At this time of year, hunters often ask the same question of each other -- how was your season? I simply can't control the smile that breaks across my face, for this year was particularly kind to me.
There are highlights in each season, and for those I am grateful. During a caribou hunting trip to the northerly reaches of the province, I experienced the most physically demanding single day of my life (childbirth now seems like a cakewalk). With the butchering of my first ever caribou completed on a carpet of lichen, Labrador tea and blueberries, it was time to pack out our quarry and head for camp. Thank goodness Kevin, my brother-in-law, is strong and fit. He carried four quarters while I packed the antlers, head, our guns and gear.
During elk hunting season, I sat still for 15 minutes as a cow elk, no more than 35 metres from me, cooled off in a shallow dugout at the corner of a clearing. The sun was behind her. She would dip into the pond and send a stream of water over her head and across her back. Through my binoculars, her head filled the entire frame. Water droplets caught the light and turned silver. Rainbows danced.
When two bucks walked out for me during rifle hunting season on a glistening November morning, I knew my two-year deer drought was over. It was the first time I had hunted on my grandparents' quarter section. And I was hunting with my dad. We shared a laugh as we struggled to get that deer loaded on the rack of the Escape. After dressing the buck in the garage, we headed into the farmhouse, put together a big brunch and shared storied across the kitchen table where I spent many a Sunday afternoon as a girl, visiting with Baba and Gigi.

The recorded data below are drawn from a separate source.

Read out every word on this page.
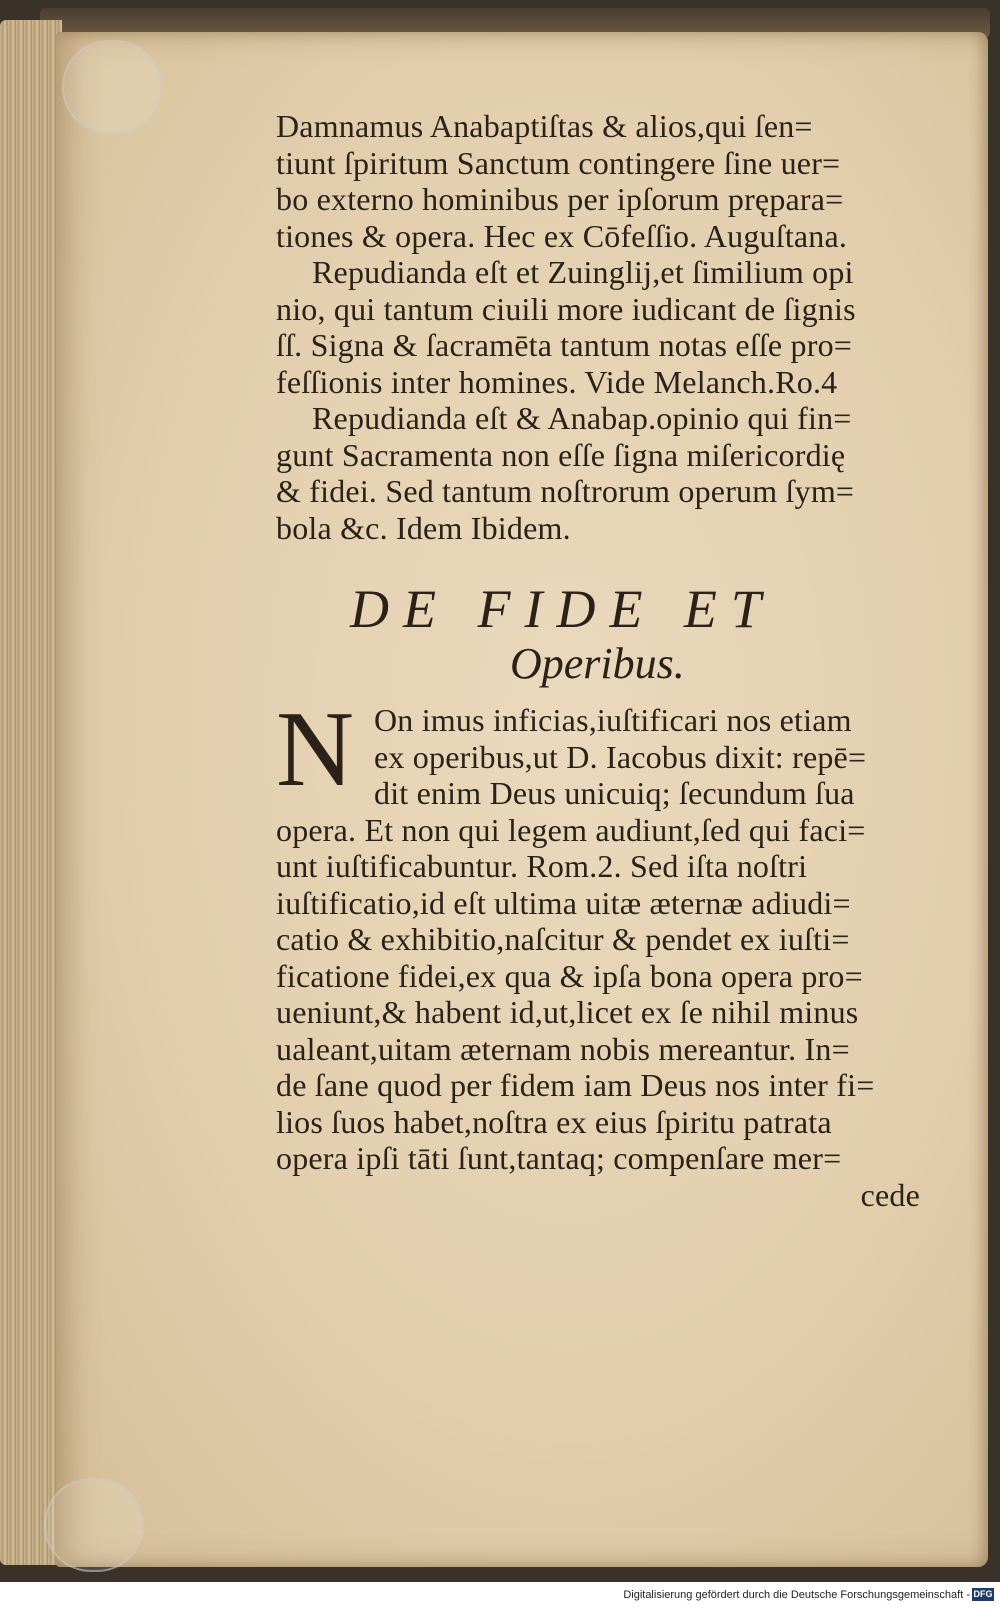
Damnamus Anabaptiſtas & alios,qui ſen=
tiunt ſpiritum Sanctum contingere ſine uer=
bo externo hominibus per ipſorum prępara=
tiones & opera. Hec ex Cōfeſſio. Auguſtana.
Repudianda eſt et Zuinglij,et ſimilium opi
nio, qui tantum ciuili more iudicant de ſignis
ſſ. Signa & ſacramēta tantum notas eſſe pro=
feſſionis inter homines. Vide Melanch.Ro.4
Repudianda eſt & Anabap.opinio qui fin=
gunt Sacramenta non eſſe ſigna miſericordię
& fidei. Sed tantum noſtrorum operum ſym=
bola &c. Idem Ibidem.
DE FIDE ET
Operibus.
N On imus inficias,iuſtificari nos etiam
ex operibus,ut D. Iacobus dixit: repē=
dit enim Deus unicuiq; ſecundum ſua
opera. Et non qui legem audiunt,ſed qui faci=
unt iuſtificabuntur. Rom.2. Sed iſta noſtri
iuſtificatio,id eſt ultima uitæ æternæ adiudi=
catio & exhibitio,naſcitur & pendet ex iuſti=
ficatione fidei,ex qua & ipſa bona opera pro=
ueniunt,& habent id,ut,licet ex ſe nihil minus
ualeant,uitam æternam nobis mereantur. In=
de ſane quod per fidem iam Deus nos inter fi=
lios ſuos habet,noſtra ex eius ſpiritu patrata
opera ipſi tāti ſunt,tantaq; compenſare mer=
cede
Digitalisierung gefördert durch die Deutsche Forschungsgemeinschaft - DFG
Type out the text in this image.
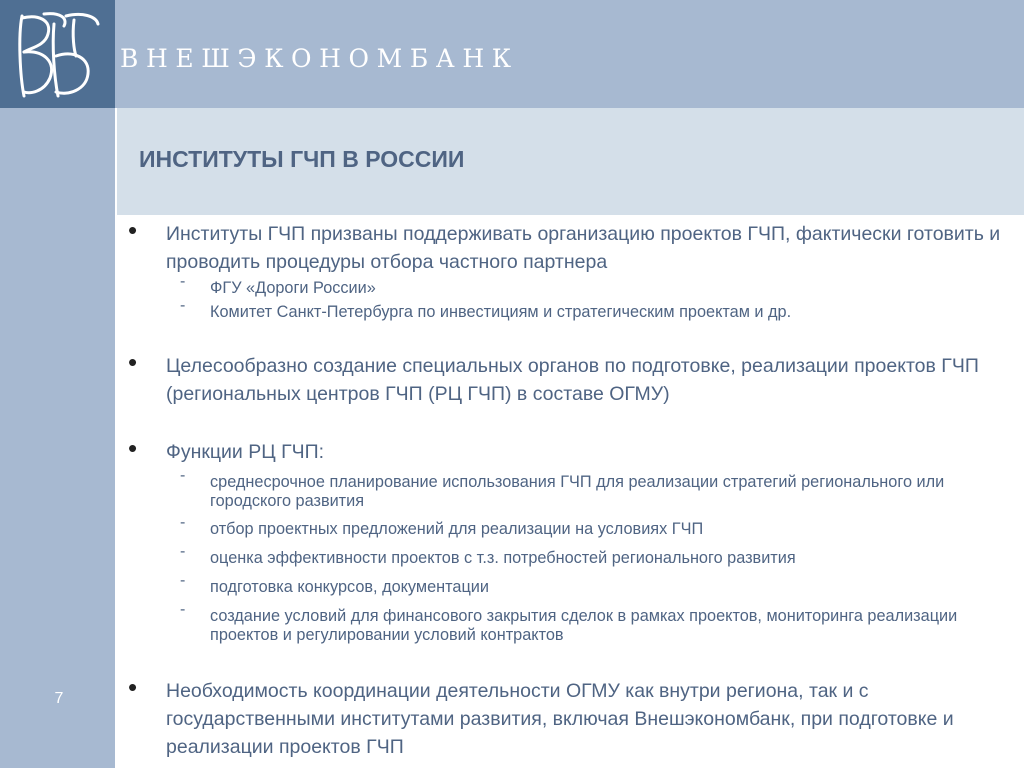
ВНЕШЭКОНОМБАНК
7
ИНСТИТУТЫ ГЧП В РОССИИ
• Институты ГЧП призваны поддерживать организацию проектов ГЧП, фактически готовить и проводить процедуры отбора частного партнера
- ФГУ «Дороги России»
- Комитет Санкт-Петербурга по инвестициям и стратегическим проектам и др.
• Целесообразно создание специальных органов по подготовке, реализации проектов ГЧП (региональных центров ГЧП (РЦ ГЧП) в составе ОГМУ)
• Функции РЦ ГЧП:
- среднесрочное планирование использования ГЧП для реализации стратегий регионального или городского развития
- отбор проектных предложений для реализации на условиях ГЧП
- оценка эффективности проектов с т.з. потребностей регионального развития
- подготовка конкурсов, документации
- создание условий для финансового закрытия сделок в рамках проектов, мониторинга реализации проектов и регулировании условий контрактов
• Необходимость координации деятельности ОГМУ как внутри региона, так и с государственными институтами развития, включая Внешэкономбанк, при подготовке и реализации проектов ГЧП
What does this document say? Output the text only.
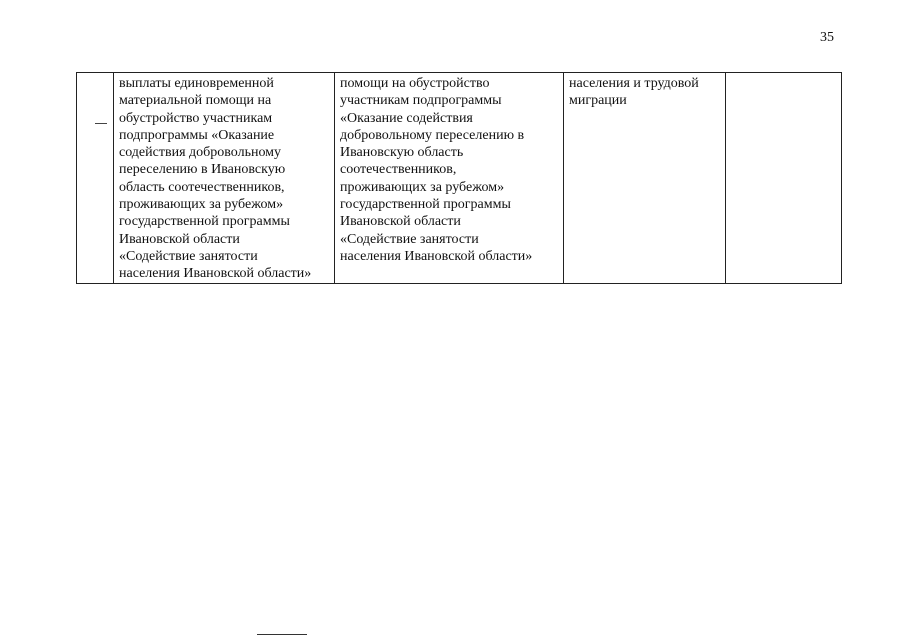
35

	выплаты единовременной
материальной помощи на
обустройство участникам
подпрограммы «Оказание
содействия добровольному
переселению в Ивановскую
область соотечественников,
проживающих за рубежом»
государственной программы
Ивановской области
«Содействие занятости
населения Ивановской области»	помощи на обустройство
участникам подпрограммы
«Оказание содействия
добровольному переселению в
Ивановскую область
соотечественников,
проживающих за рубежом»
государственной программы
Ивановской области
«Содействие занятости
населения Ивановской области»	населения и трудовой
миграции	
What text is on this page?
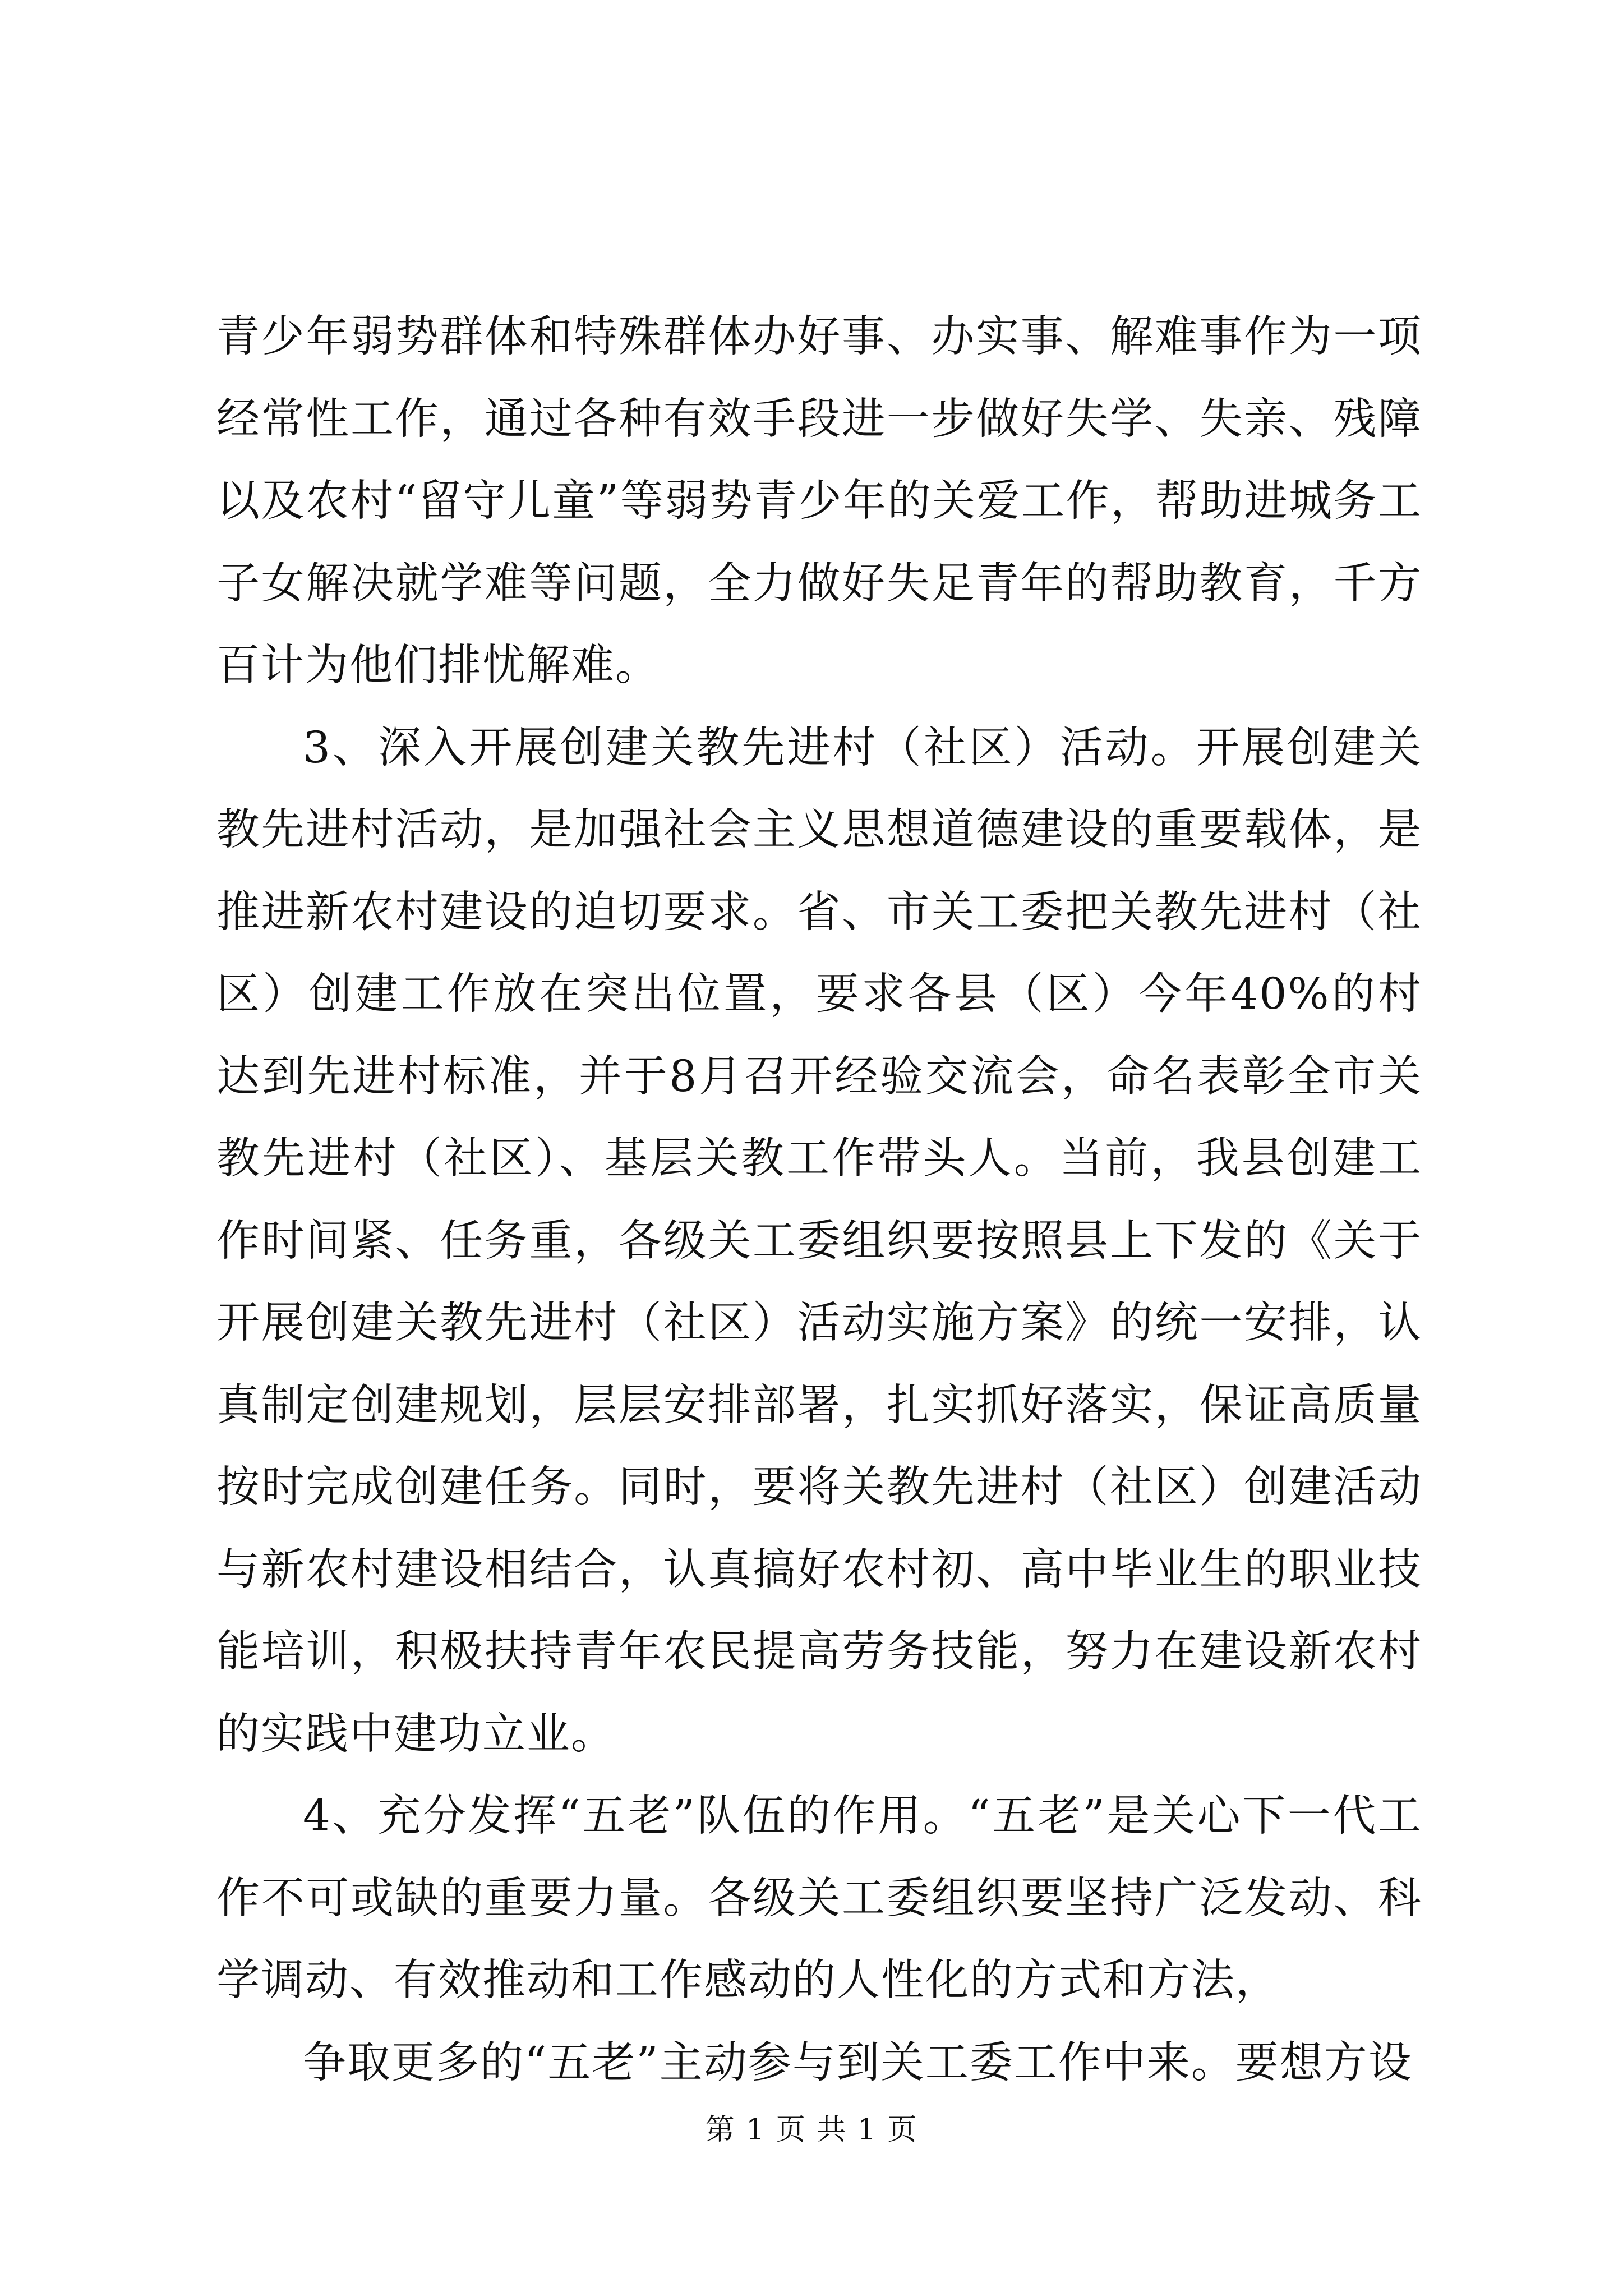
青少年弱势群体和特殊群体办好事、办实事、解难事作为一项经常性工作，通过各种有效手段进一步做好失学、失亲、残障以及农村“留守儿童”等弱势青少年的关爱工作，帮助进城务工子女解决就学难等问题，全力做好失足青年的帮助教育，千方百计为他们排忧解难。

3、深入开展创建关教先进村（社区）活动。开展创建关教先进村活动，是加强社会主义思想道德建设的重要载体，是推进新农村建设的迫切要求。省、市关工委把关教先进村（社区）创建工作放在突出位置，要求各县（区）今年40%的村达到先进村标准，并于8月召开经验交流会，命名表彰全市关教先进村（社区）、基层关教工作带头人。当前，我县创建工作时间紧、任务重，各级关工委组织要按照县上下发的《关于开展创建关教先进村（社区）活动实施方案》的统一安排，认真制定创建规划，层层安排部署，扎实抓好落实，保证高质量按时完成创建任务。同时，要将关教先进村（社区）创建活动与新农村建设相结合，认真搞好农村初、高中毕业生的职业技能培训，积极扶持青年农民提高劳务技能，努力在建设新农村的实践中建功立业。

4、充分发挥“五老”队伍的作用。“五老”是关心下一代工作不可或缺的重要力量。各级关工委组织要坚持广泛发动、科学调动、有效推动和工作感动的人性化的方式和方法，

争取更多的“五老”主动参与到关工委工作中来。要想方设

第 1 页 共 1 页
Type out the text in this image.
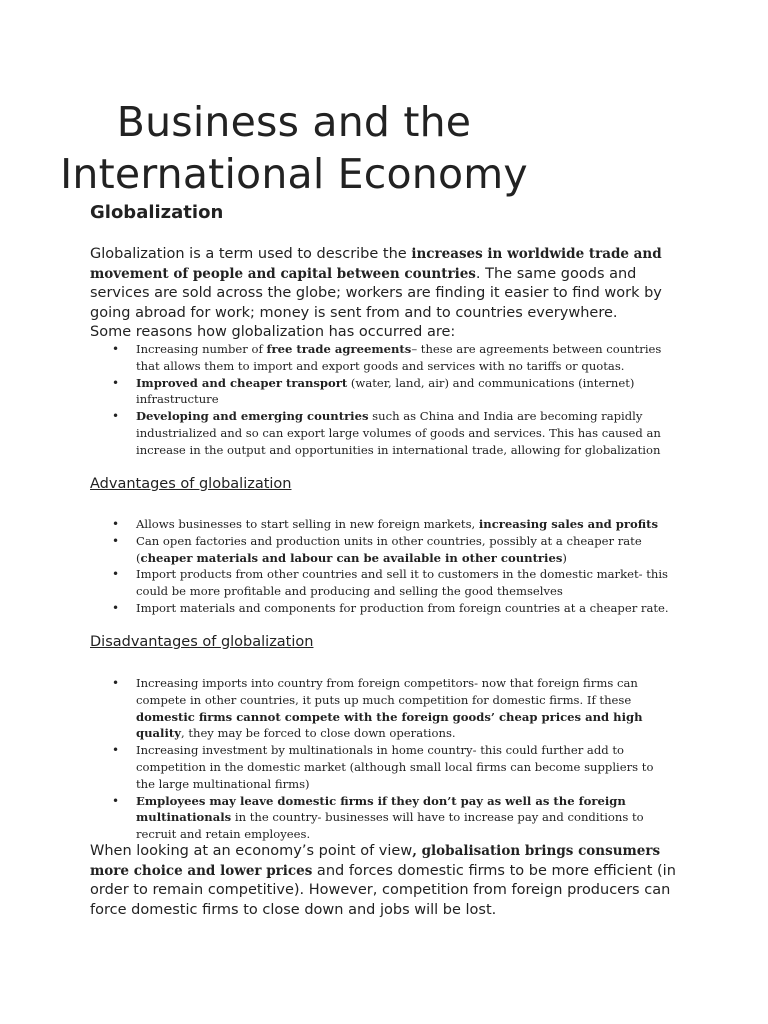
Business and the
International Economy
Globalization
Globalization is a term used to describe the increases in worldwide trade and movement of people and capital between countries. The same goods and services are sold across the globe; workers are finding it easier to find work by going abroad for work; money is sent from and to countries everywhere.
Some reasons how globalization has occurred are:
• Increasing number of free trade agreements– these are agreements between countries that allows them to import and export goods and services with no tariffs or quotas.
• Improved and cheaper transport (water, land, air) and communications (internet) infrastructure
• Developing and emerging countries such as China and India are becoming rapidly industrialized and so can export large volumes of goods and services. This has caused an increase in the output and opportunities in international trade, allowing for globalization
Advantages of globalization
• Allows businesses to start selling in new foreign markets, increasing sales and profits
• Can open factories and production units in other countries, possibly at a cheaper rate (cheaper materials and labour can be available in other countries)
• Import products from other countries and sell it to customers in the domestic market- this could be more profitable and producing and selling the good themselves
• Import materials and components for production from foreign countries at a cheaper rate.
Disadvantages of globalization
• Increasing imports into country from foreign competitors- now that foreign firms can compete in other countries, it puts up much competition for domestic firms. If these domestic firms cannot compete with the foreign goods’ cheap prices and high quality, they may be forced to close down operations.
• Increasing investment by multinationals in home country- this could further add to competition in the domestic market (although small local firms can become suppliers to the large multinational firms)
• Employees may leave domestic firms if they don’t pay as well as the foreign multinationals in the country- businesses will have to increase pay and conditions to recruit and retain employees.
When looking at an economy’s point of view, globalisation brings consumers more choice and lower prices and forces domestic firms to be more efficient (in order to remain competitive). However, competition from foreign producers can force domestic firms to close down and jobs will be lost.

Sure I had success -- if success can be measured by meat in the freezer. But my bounty was much more than that. I can't help but think of a sentence I read years ago in book called A Year in the Woods: The Diary of a Forest Ranger, by Colin Elford. It goes like this.
"To be silent and alone in such a place, to witness the sights and sounds whatever the season, leaves you richer. So who cares if you don't shoot anything?"